Oil prices rebound on Wednesday morning, gaining more than 2.5% from yesterday's fall. The price of July futures for Brent crude by the time the material was prepared rose by 3.65% to $106.20 per barrel. The price of June futures for WTI by this time increased by 3.90% to $103.73.
The rise in value occurs as part of a correction after the decline in quotes by almost 8% over the previous two trading days. The reason for the decline was reports that the US Department of Energy has lowered its forecast for global oil demand in 2022 and 2023. The fact that China is experiencing an outbreak of coronavirus again, preventing a steady increase in consumption, also plays an important role.
The fall in oil contracts was also caused by the rising dollar. A more expensive US currency traditionally makes it more expensive to buy oil for those traders who use other currencies.
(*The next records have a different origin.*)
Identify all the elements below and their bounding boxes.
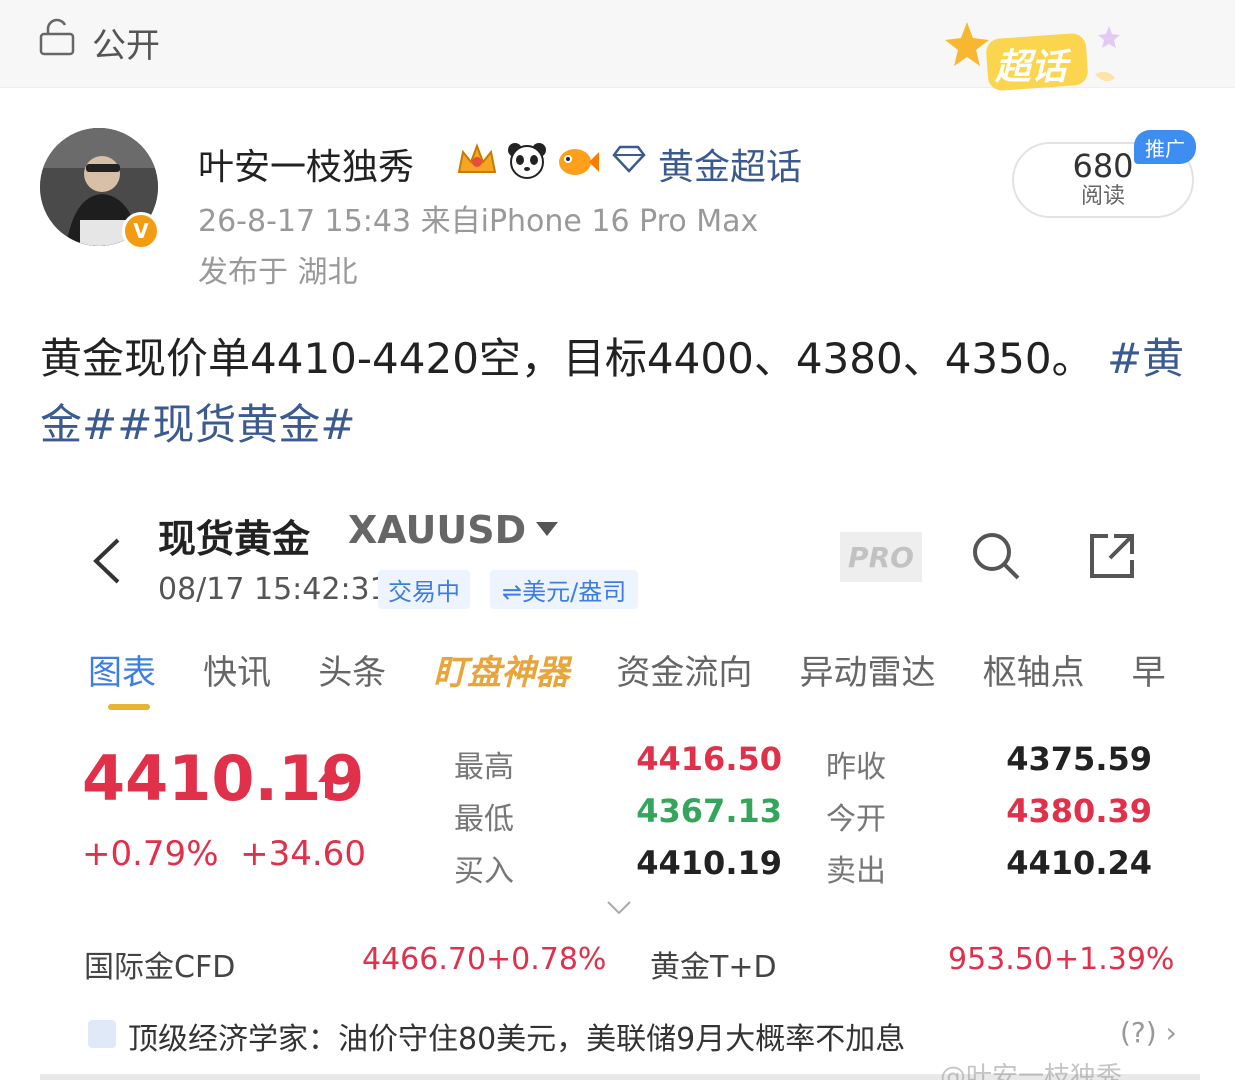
tab-fund-flow[interactable]: 资金流向 xyxy=(616,645,752,694)
post-meta: 26-8-17 15:43 来自iPhone 16 Pro Max xyxy=(198,204,759,239)
arrow-up-icon xyxy=(318,768,340,798)
tab-radar[interactable]: 异动雷达 xyxy=(799,645,935,694)
supertopic-badge[interactable]: 超话 xyxy=(945,18,1135,98)
cfd-change: +0.78% xyxy=(486,942,607,977)
embedded-quote-screenshot[interactable]: 现货黄金 XAUUSD 08/17 15:42:31 交易中 ⇌美元/盎司 PR… xyxy=(40,490,1200,1080)
tab-pivot-points[interactable]: 枢轴点 xyxy=(983,645,1085,694)
user-badges xyxy=(455,140,599,180)
share-icon[interactable] xyxy=(1086,530,1138,582)
crown-icon[interactable] xyxy=(455,140,499,180)
open-label: 今开 xyxy=(826,802,886,837)
reads-label: 阅读 xyxy=(1080,184,1125,209)
ask-value: 4410.24 xyxy=(1006,844,1152,882)
verified-badge-icon: V xyxy=(122,212,160,250)
post-text-main: 黄金现价单4410-4420空，目标4400、4380、4350。 xyxy=(40,334,1107,383)
supertopic-badge-label: 超话 xyxy=(995,47,1068,88)
tab-market-watch[interactable]: 盯盘神器 xyxy=(433,645,569,694)
active-tab-indicator xyxy=(108,704,150,710)
cfd-price: 4466.70 xyxy=(362,942,487,977)
bid-label: 买入 xyxy=(454,854,514,889)
post-text: 黄金现价单4410-4420空，目标4400、4380、4350。 #黄金##现… xyxy=(40,326,1190,458)
td-price: 953.50 xyxy=(948,942,1053,977)
news-more[interactable]: (?) › xyxy=(1120,1016,1177,1049)
top-bar: 公开 超话 xyxy=(0,0,1235,91)
high-value: 4416.50 xyxy=(636,740,782,778)
change-percent: +0.79% xyxy=(82,834,219,874)
trading-status-tag: 交易中 xyxy=(378,570,470,609)
tab-bar: 图表 快讯 头条 盯盘神器 资金流向 异动雷达 枢轴点 早 xyxy=(88,645,1200,715)
ask-label: 卖出 xyxy=(826,854,886,889)
td-change: +1.39% xyxy=(1054,942,1175,977)
chevron-down-icon[interactable] xyxy=(606,900,632,916)
news-headline[interactable]: 顶级经济学家：油价守住80美元，美联储9月大概率不加息 xyxy=(128,1014,905,1058)
tab-flash-news[interactable]: 快讯 xyxy=(203,645,271,694)
news-icon xyxy=(88,1020,116,1048)
promo-tag: 推广 xyxy=(1134,130,1196,164)
unit-tag[interactable]: ⇌美元/盎司 xyxy=(490,570,639,609)
cfd-label[interactable]: 国际金CFD xyxy=(84,942,235,986)
change-absolute: +34.60 xyxy=(240,834,366,874)
caret-down-icon[interactable] xyxy=(536,522,558,536)
search-icon[interactable] xyxy=(970,530,1022,582)
visibility-label[interactable]: 公开 xyxy=(92,18,160,67)
back-arrow-icon[interactable] xyxy=(88,536,128,586)
tab-chart[interactable]: 图表 xyxy=(88,645,156,694)
bid-value: 4410.19 xyxy=(636,844,782,882)
post-location: 发布于 湖北 xyxy=(198,255,358,290)
prev-close-label: 昨收 xyxy=(826,750,886,785)
pro-button[interactable]: PRO xyxy=(840,532,922,582)
watermark: @叶安一枝独秀 xyxy=(940,1062,1123,1080)
supertopic-link[interactable]: 黄金超话 xyxy=(658,138,802,190)
lock-icon xyxy=(39,18,75,56)
high-label: 最高 xyxy=(454,750,514,785)
open-value: 4380.39 xyxy=(1006,792,1152,830)
prev-close-value: 4375.59 xyxy=(1006,740,1152,778)
instrument-code[interactable]: XAUUSD xyxy=(348,508,526,552)
instrument-name: 现货黄金 xyxy=(158,517,311,561)
tab-more[interactable]: 早 xyxy=(1132,645,1166,694)
fish-icon[interactable] xyxy=(555,140,599,180)
diamond-icon xyxy=(612,145,646,173)
author-name[interactable]: 叶安一枝独秀 xyxy=(198,138,414,190)
low-label: 最低 xyxy=(454,802,514,837)
tab-headlines[interactable]: 头条 xyxy=(318,645,386,694)
panda-icon[interactable] xyxy=(505,140,549,180)
news-ticker[interactable]: 顶级经济学家：油价守住80美元，美联储9月大概率不加息 (?) › xyxy=(88,1014,1200,1058)
td-label[interactable]: 黄金T+D xyxy=(650,942,777,986)
quote-time: 08/17 15:42:31 xyxy=(158,572,389,607)
low-value: 4367.13 xyxy=(636,792,782,830)
price-change: +0.79% +34.60 xyxy=(82,834,366,874)
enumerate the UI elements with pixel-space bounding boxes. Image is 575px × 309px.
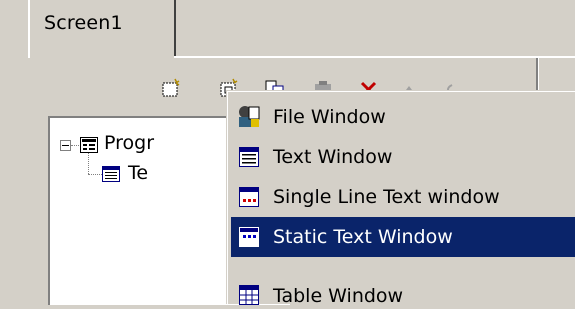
tab-label: Screen1: [44, 12, 123, 34]
insert-window-menu: File Window Text Window Single Line Text: [226, 90, 575, 307]
menu-item-table-window[interactable]: Table Window: [231, 259, 575, 307]
text-window-icon: [235, 143, 263, 171]
file-window-icon: [235, 103, 263, 131]
tree-line: [88, 152, 89, 174]
single-line-text-icon: [235, 183, 263, 211]
collapse-toggle[interactable]: [60, 140, 71, 151]
menu-item-file-window[interactable]: File Window: [231, 97, 575, 137]
menu-item-static-text-window[interactable]: Static Text Window: [231, 217, 575, 257]
tab-screen1[interactable]: Screen1: [28, 0, 176, 58]
tree-line: [88, 174, 102, 175]
menu-item-label: Text Window: [273, 146, 393, 168]
tab-strip-border: [174, 56, 575, 58]
text-window-icon: [102, 166, 120, 182]
menu-item-single-line-text-window[interactable]: Single Line Text window: [231, 177, 575, 217]
program-icon: [80, 137, 98, 153]
menu-item-text-window[interactable]: Text Window: [231, 137, 575, 177]
menu-item-label: Table Window: [273, 285, 404, 307]
table-window-icon: [235, 281, 263, 309]
static-text-icon: [235, 223, 263, 251]
new-window-icon: [162, 78, 180, 97]
new-window-button[interactable]: [160, 78, 182, 100]
menu-item-label: Single Line Text window: [273, 186, 500, 208]
tree-node-text[interactable]: Te: [128, 162, 148, 184]
tree-node-program[interactable]: Progr: [104, 132, 154, 154]
menu-item-label: File Window: [273, 106, 386, 128]
menu-item-label: Static Text Window: [273, 226, 453, 248]
tree-line: [71, 145, 79, 146]
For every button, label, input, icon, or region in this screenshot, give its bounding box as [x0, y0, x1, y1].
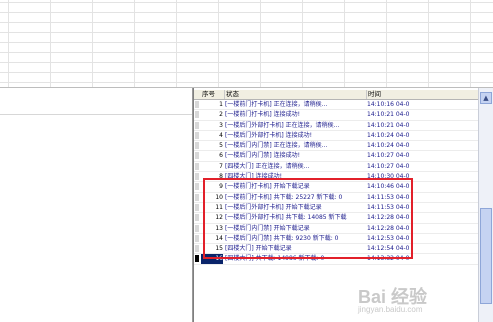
table-row[interactable]: 3 [一楼后门外部打卡机] 正在连接，请稍侯... 14:10:21 04-0 [194, 121, 479, 131]
row-status: [一楼后门外部打卡机] 连接成功! [225, 131, 312, 139]
row-time: 14:12:28 04-0 [367, 224, 410, 232]
row-time: 14:10:30 04-0 [367, 173, 410, 181]
row-seq: 4 [219, 131, 223, 139]
table-row[interactable]: 13 [一楼后门内门禁] 开始下载记录 14:12:28 04-0 [194, 224, 479, 234]
row-seq: 10 [215, 193, 223, 201]
row-indicator [195, 162, 199, 170]
row-time: 14:10:46 04-0 [367, 183, 410, 191]
row-indicator [195, 152, 199, 160]
row-seq: 9 [219, 183, 223, 191]
row-seq: 16 [201, 254, 223, 264]
table-row[interactable]: 7 [四楼大门] 正在连接，请稍侯... 14:10:27 04-0 [194, 162, 479, 173]
row-status: [四楼大门] 开始下载记录 [225, 245, 292, 253]
row-indicator [195, 214, 199, 222]
table-row[interactable]: 4 [一楼后门外部打卡机] 连接成功! 14:10:24 04-0 [194, 131, 479, 142]
table-row[interactable]: 1 [一楼前门打卡机] 正在连接，请稍侯... 14:10:16 04-0 [194, 100, 479, 111]
vertical-scrollbar[interactable]: ▲ [478, 88, 493, 322]
row-indicator [195, 183, 199, 191]
row-seq: 3 [219, 121, 223, 129]
watermark-logo: Bai 经验 jingyan.baidu.com [358, 283, 427, 314]
row-seq: 13 [215, 224, 223, 232]
row-status: [一楼后门内门禁] 正在连接，请稍侯... [225, 142, 328, 150]
row-time: 14:12:54 04-0 [367, 245, 410, 253]
row-status: [四楼大门] 正在连接，请稍侯... [225, 162, 310, 170]
current-row-arrow-icon [195, 255, 199, 263]
row-seq: 6 [219, 152, 223, 160]
table-row[interactable]: 14 [一楼后门内门禁] 共下载: 9230 新下载: 0 14:12:53 04-… [194, 234, 479, 245]
row-indicator [195, 224, 199, 232]
row-status: [一楼后门外部打卡机] 开始下载记录 [225, 203, 322, 211]
divider [0, 114, 192, 115]
row-seq: 1 [219, 101, 223, 108]
row-indicator [195, 173, 199, 181]
scrollbar-thumb[interactable] [480, 208, 492, 304]
column-header-time[interactable]: 时间 [367, 90, 479, 99]
row-indicator [195, 142, 199, 150]
grid-rows: 1 [一楼前门打卡机] 正在连接，请稍侯... 14:10:16 04-0 2 [一楼… [194, 100, 479, 265]
row-status: [一楼前门打卡机] 连接成功! [225, 111, 300, 119]
row-seq: 12 [215, 214, 223, 222]
row-seq: 2 [219, 111, 223, 119]
row-time: 14:13:32 04-0 [367, 255, 410, 263]
row-status: [四楼大门] 连接成功! [225, 173, 282, 181]
row-status: [一楼后门外部打卡机] 共下载: 14085 新下载 [225, 214, 347, 222]
log-grid[interactable]: 序号 状态 时间 1 [一楼前门打卡机] 正在连接，请稍侯... 14:10:16 … [193, 88, 479, 322]
row-indicator [195, 203, 199, 211]
table-row[interactable]: 10 [一楼前门打卡机] 共下载: 25227 新下载: 0 14:11:53 04… [194, 193, 479, 203]
watermark-subtext: jingyan.baidu.com [358, 305, 423, 314]
row-status: [一楼后门内门禁] 共下载: 9230 新下载: 0 [225, 234, 339, 242]
column-header-status[interactable]: 状态 [225, 90, 367, 99]
row-status: [一楼后门内门禁] 开始下载记录 [225, 224, 310, 232]
row-status: [四楼大门] 共下载: 14986 新下载: 0 [225, 255, 325, 263]
row-status: [一楼前门打卡机] 开始下载记录 [225, 183, 310, 191]
row-time: 14:10:16 04-0 [367, 101, 410, 108]
row-seq: 15 [215, 245, 223, 253]
row-time: 14:11:53 04-0 [367, 193, 410, 201]
table-row-selected[interactable]: 16 [四楼大门] 共下载: 14986 新下载: 0 14:13:32 04-0 [194, 254, 479, 265]
row-status: [一楼前门打卡机] 共下载: 25227 新下载: 0 [225, 193, 343, 201]
row-seq: 5 [219, 142, 223, 150]
row-seq: 8 [219, 173, 223, 181]
row-seq: 11 [215, 203, 223, 211]
row-time: 14:10:21 04-0 [367, 111, 410, 119]
row-time: 14:12:53 04-0 [367, 234, 410, 242]
table-row[interactable]: 11 [一楼后门外部打卡机] 开始下载记录 14:11:53 04-0 [194, 203, 479, 214]
row-indicator [195, 131, 199, 139]
table-row[interactable]: 12 [一楼后门外部打卡机] 共下载: 14085 新下载 14:12:28 04-… [194, 213, 479, 224]
row-indicator [195, 101, 199, 108]
table-row[interactable]: 15 [四楼大门] 开始下载记录 14:12:54 04-0 [194, 244, 479, 255]
spreadsheet-area[interactable] [0, 0, 493, 88]
row-indicator [195, 121, 199, 129]
row-time: 14:12:28 04-0 [367, 214, 410, 222]
column-header-seq[interactable]: 序号 [201, 90, 225, 99]
table-row[interactable]: 6 [一楼后门内门禁] 连接成功! 14:10:27 04-0 [194, 151, 479, 162]
row-status: [一楼前门打卡机] 正在连接，请稍侯... [225, 101, 328, 108]
left-panel [0, 88, 193, 322]
table-row[interactable]: 5 [一楼后门内门禁] 正在连接，请稍侯... 14:10:24 04-0 [194, 141, 479, 152]
row-indicator [195, 245, 199, 253]
row-seq: 7 [219, 162, 223, 170]
table-row[interactable]: 8 [四楼大门] 连接成功! 14:10:30 04-0 [194, 172, 479, 183]
table-row[interactable]: 9 [一楼前门打卡机] 开始下载记录 14:10:46 04-0 [194, 182, 479, 193]
row-time: 14:10:24 04-0 [367, 131, 410, 139]
row-status: [一楼后门内门禁] 连接成功! [225, 152, 300, 160]
row-time: 14:10:21 04-0 [367, 121, 410, 129]
table-row[interactable]: 2 [一楼前门打卡机] 连接成功! 14:10:21 04-0 [194, 110, 479, 121]
row-time: 14:10:27 04-0 [367, 162, 410, 170]
row-time: 14:11:53 04-0 [367, 203, 410, 211]
row-status: [一楼后门外部打卡机] 正在连接，请稍侯... [225, 121, 340, 129]
grid-header: 序号 状态 时间 [194, 90, 479, 100]
row-indicator [195, 193, 199, 201]
scroll-up-arrow-icon[interactable]: ▲ [480, 92, 492, 104]
row-indicator [195, 111, 199, 119]
row-time: 14:10:24 04-0 [367, 142, 410, 150]
row-time: 14:10:27 04-0 [367, 152, 410, 160]
row-indicator [195, 234, 199, 242]
row-seq: 14 [215, 234, 223, 242]
watermark-text: Bai 经验 [358, 287, 428, 307]
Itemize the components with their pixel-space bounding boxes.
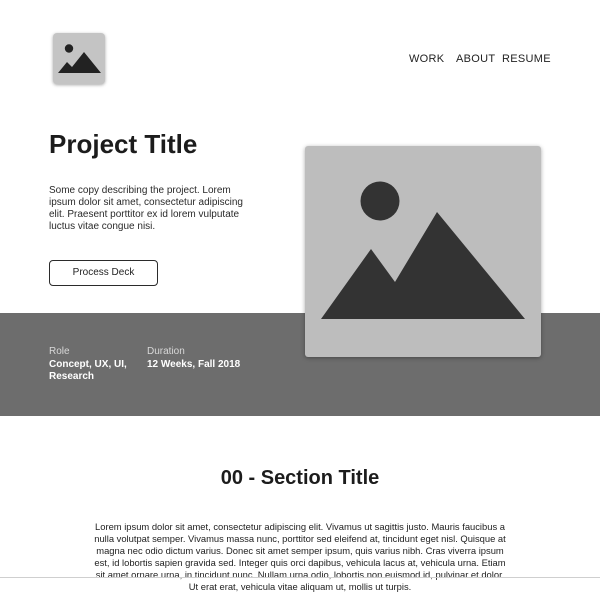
divider	[0, 577, 600, 578]
role-value: Concept, UX, UI, Research	[49, 359, 127, 382]
section-body-text: Lorem ipsum dolor sit amet, consectetur …	[94, 521, 506, 593]
nav-link-about[interactable]: ABOUT	[456, 53, 495, 66]
nav-link-resume[interactable]: RESUME	[502, 53, 551, 66]
role-label: Role	[49, 346, 70, 357]
duration-value: 12 Weeks, Fall 2018	[147, 359, 241, 370]
image-placeholder-icon	[321, 181, 525, 319]
hero-image-placeholder	[305, 146, 541, 357]
main-nav: WORK ABOUT RESUME	[0, 53, 600, 67]
nav-link-work[interactable]: WORK	[409, 53, 444, 66]
section-title: 00 - Section Title	[220, 467, 380, 489]
project-title: Project Title	[49, 129, 198, 159]
duration-label: Duration	[147, 346, 185, 357]
project-description: Some copy describing the project. Lorem …	[49, 185, 243, 232]
project-page: WORK ABOUT RESUME Project Title Some cop…	[0, 0, 600, 604]
process-deck-button[interactable]: Process Deck	[49, 260, 158, 286]
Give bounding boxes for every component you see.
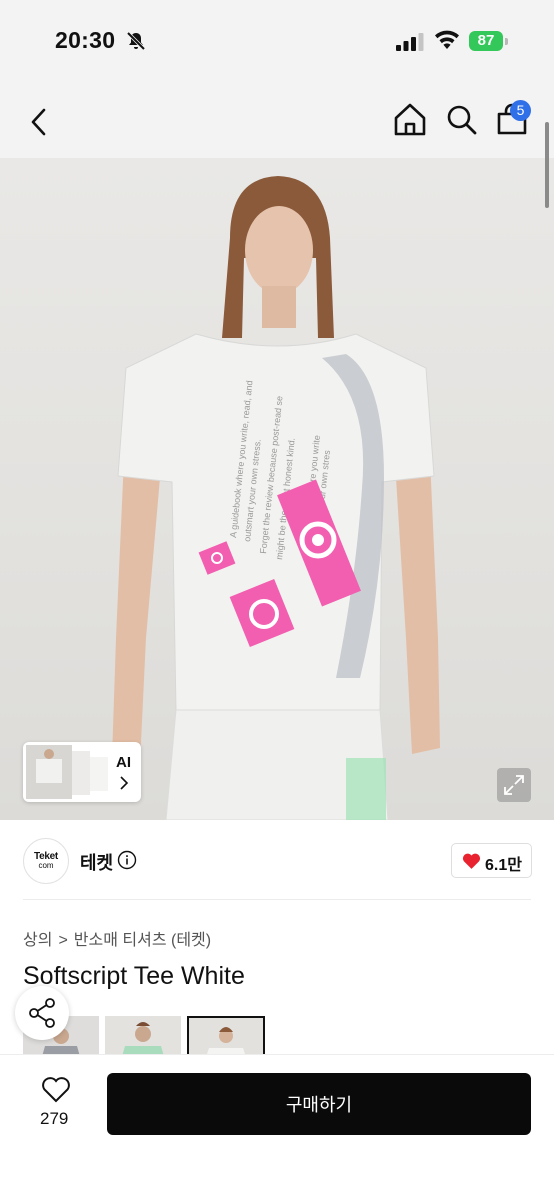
battery-level: 87 [469, 31, 503, 51]
wifi-icon [435, 30, 459, 49]
brand-logo-subtext: com [38, 861, 54, 870]
ai-label: AI [116, 754, 131, 771]
signal-icon [396, 33, 424, 51]
info-icon[interactable] [117, 850, 137, 870]
brand-name[interactable]: 테켓 [80, 849, 113, 875]
breadcrumb-separator: > [58, 932, 68, 949]
nav-bar [0, 84, 554, 158]
chevron-left-icon [31, 108, 46, 136]
chevron-right-icon [120, 776, 129, 790]
breadcrumb-level2[interactable]: 반소매 티셔츠 (테켓) [74, 932, 211, 949]
like-count: 6.1만 [485, 857, 522, 874]
expand-button[interactable] [497, 768, 531, 802]
heart-filled-icon [462, 853, 481, 869]
home-button[interactable] [390, 100, 430, 140]
search-icon [447, 105, 477, 135]
scroll-indicator[interactable] [545, 122, 549, 208]
share-button[interactable] [15, 986, 69, 1040]
battery-tip [505, 38, 508, 45]
search-button[interactable] [442, 100, 482, 140]
wishlist-count: 279 [40, 1109, 69, 1128]
back-button[interactable] [24, 102, 56, 142]
brand-logo[interactable]: Teket com [23, 838, 69, 884]
home-icon [394, 103, 426, 136]
cart-badge: 5 [510, 100, 531, 121]
product-image[interactable]: A guidebook where you write, read, and o… [0, 158, 554, 820]
ai-thumbnail [26, 745, 108, 799]
ai-fitting-chip[interactable]: AI [23, 742, 141, 802]
breadcrumb: 상의 > 반소매 티셔츠 (테켓) [23, 926, 211, 950]
product-photo: A guidebook where you write, read, and o… [112, 176, 440, 820]
like-button[interactable]: 6.1만 [451, 843, 532, 878]
heart-outline-icon[interactable] [41, 1076, 71, 1103]
divider [23, 899, 531, 900]
breadcrumb-level1[interactable]: 상의 [23, 932, 52, 949]
buy-button[interactable]: 구매하기 [107, 1073, 531, 1135]
bell-slash-icon [126, 31, 146, 51]
status-bar: 20:30 87 [0, 0, 554, 84]
share-icon [29, 998, 55, 1028]
expand-icon [504, 775, 524, 795]
status-time: 20:30 [55, 27, 116, 53]
battery-charging-icon: 87 [469, 31, 509, 51]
The dollar index is declining during the European session, but is still trading near the high over the past 20 years. The market in anticipation awaits the release of key data on inflation, from which the US Federal Reserve will be based in the adoption of further policy. Recall that last week the Fed raised the base interest rate by 50 basis points. After that, US officials hinted that such steps would be taken again at the upcoming meetings, although perhaps not as significant.
The energy market is in the dark about the future supply of Russian oil and gas volumes to the world market. According to ING analysts, this uncertainty about the supply from the Russian Federation remains worrisome and high potential for price growth.
It is obvious to everyone that the EU is clearly incapable of unanimously agreeing on a plan to impose an embargo on Russian oil supplies. It is no longer a secret to anyone that the confident statements of European Commission officials turned out to be hasty. European political elites may well soften the announced latest package of sanctions against Russia, since many EU member states cannot yet join its main points.
For example, Hungary today does not have the opportunity to fully support its fellow members of the union, since in fact it cannot so quickly abandon Russian energy resources. According to Western media reports, the ambitious and irreconcilable European Union even almost agrees that Hungary (as well as a number of other Eastern European countries, by the way) refuses to purchase Russian oil not by the end of this year, but at best by 2024. However, some EU officials still offer not to delay, and if Hungary cannot take risks, then to provide it with compensation in exchange for supporting the embargo and full acceptance of sanctions against the Russian Federation.
It is obvious that the EU is trying with all its might to remove Russia from the European energy market, even to the detriment of many of its interests. If Hungary nevertheless decides to support the decision of its Western European partners, bringing its economy into a clear decline, this will give an additional incentive for oil quotes to creep up. But here, not everything is so smooth. First, there is a high probability of an imminent nuclear deal with Iran. And secondly, negotiations between the United States and Venezuela actively ensure that more Venezuelan oil enters world markets.
Against the background of the desire of the political elites of the European Union to rally their countries in the fight against Russia, notes of distrust towards their German neighbors are already ripening in the political circles of Poland. Polish government spokesman Piotr Muller unexpectedly announced that he suspects that Germany will start reselling Russian oil to Poland. Recall that before that, the Polish authorities reported that they would completely abandon the import of Russian energy carriers by the end of 2022. However, to avoid misunderstandings, Poland is proposing a pan-European embargo on fuel from Russia or a special tax on all energy products imported from Russia. According to spokesman Muller, this approach will help balance the current market situation.
According to the American Petroleum Institute (API), US commercial oil inventories increased by 1.618 million barrels last week (May 2-6). Experts predicted a decrease in stocks of raw materials by 0.457 million.